Current Auditor Mary Hull Caballero is unhappy with Measure 26-217 and is pushing independent police review oversight out of her office and onto the entire city council. She is not seeking re-election.
Setzler voted for Measure 26-217 and said he would work with city leaders to implement the will of voters.
There is a downside to the job of municipal auditor. In Portland, the city council must approve the auditors’ budget, which means it’s theoretically possible for commissioners and the mayor to punish the auditor if they disagree with the scope or substance of the work. from the office.
That’s not the kind of stuff Setzler has had to deal with in the private sector. But he says private sector experience is what the city needs right now.
“We haven’t had a contested race since Ronald Reagan was president, and I believe there’s been one professional bureaucrat after another in that office,” he said. “And so I’m looking to bring an independent outside perspective to help get this city back on track.”
The other candidate in the running, Simone Rede, is the main management auditor of Metro, the regional government. She rose through the ranks of the public sector.
She said auditors like her and accountants like Setzler do different jobs.
“As a performance auditor, I examine the effectiveness of programs. I don’t necessarily look at how well our finances are counted,” she said. “It’s something that a completely different office is responsible for in the city.”
In 1986, voters clarified the duties of the auditor allowing wide-ranging performance audits. But they must be done in accordance with the government auditing standards of the US Government Accountability Office.
Rede said a good auditor must have a deep understanding of how governments work as well as strong analytical skills.
It is endorsed by a number of the largest groups that tend to run in municipal elections, including the Basic Rights Equality PAC, the Color PAC, the NW Oregon Labor Council and the Portland Business Alliance.
Rede said she also understands what falls outside the bailiwick of the auditor: “The role of the auditor is not necessarily to design a policy, but to see if it is implemented as intended”, she said.
Rede was born in Portland and worked for decades auditing government agencies such as the Oregon Secretary of State’s office.
“I worked there as a performance auditor on audits of the Oregon child care system, identifying improvements in safety and affordability. And I also worked on TriMet’s first audit, which was a legally mandated audit,” she said.
Before becoming an auditor, Rede worked at a number of alternative schools in Portland, advocating for continuing education.

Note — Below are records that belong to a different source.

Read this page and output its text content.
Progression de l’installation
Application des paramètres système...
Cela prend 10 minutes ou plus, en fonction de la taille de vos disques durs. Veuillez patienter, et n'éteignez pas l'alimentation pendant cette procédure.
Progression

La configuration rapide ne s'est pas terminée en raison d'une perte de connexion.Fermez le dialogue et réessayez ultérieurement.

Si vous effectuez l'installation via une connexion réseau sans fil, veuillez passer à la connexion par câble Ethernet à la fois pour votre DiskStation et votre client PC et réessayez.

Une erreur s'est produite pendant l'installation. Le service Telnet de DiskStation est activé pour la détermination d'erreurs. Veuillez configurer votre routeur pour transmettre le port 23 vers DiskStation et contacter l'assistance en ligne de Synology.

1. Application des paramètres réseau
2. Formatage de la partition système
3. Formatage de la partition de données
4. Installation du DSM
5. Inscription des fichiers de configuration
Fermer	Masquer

If elected, Rede said, she will look for better ways to reach Portland residents, such as on social media. That way, she hopes they can play a bigger role in deciding which audits to perform.
At the top of his current list of concerns is how Portland is responding to the homelessness crisis.
“There have been a lot of proposals in the pipeline, a lot of untested ideas that I think are worth exploring with auditor resources,” she said.
Like Setzler, Rede voted for Measure 26-217, to change the Independent Police Review Board. She said she would use her authority to improve police accountability.
Rede and Setzler both use Portland’s Small Donor Elections program. It is a campaign finance system that attempts to reduce the influence of money in politics by limiting the contributions that candidates can accept. In return, they receive small dollar donations matched by the city.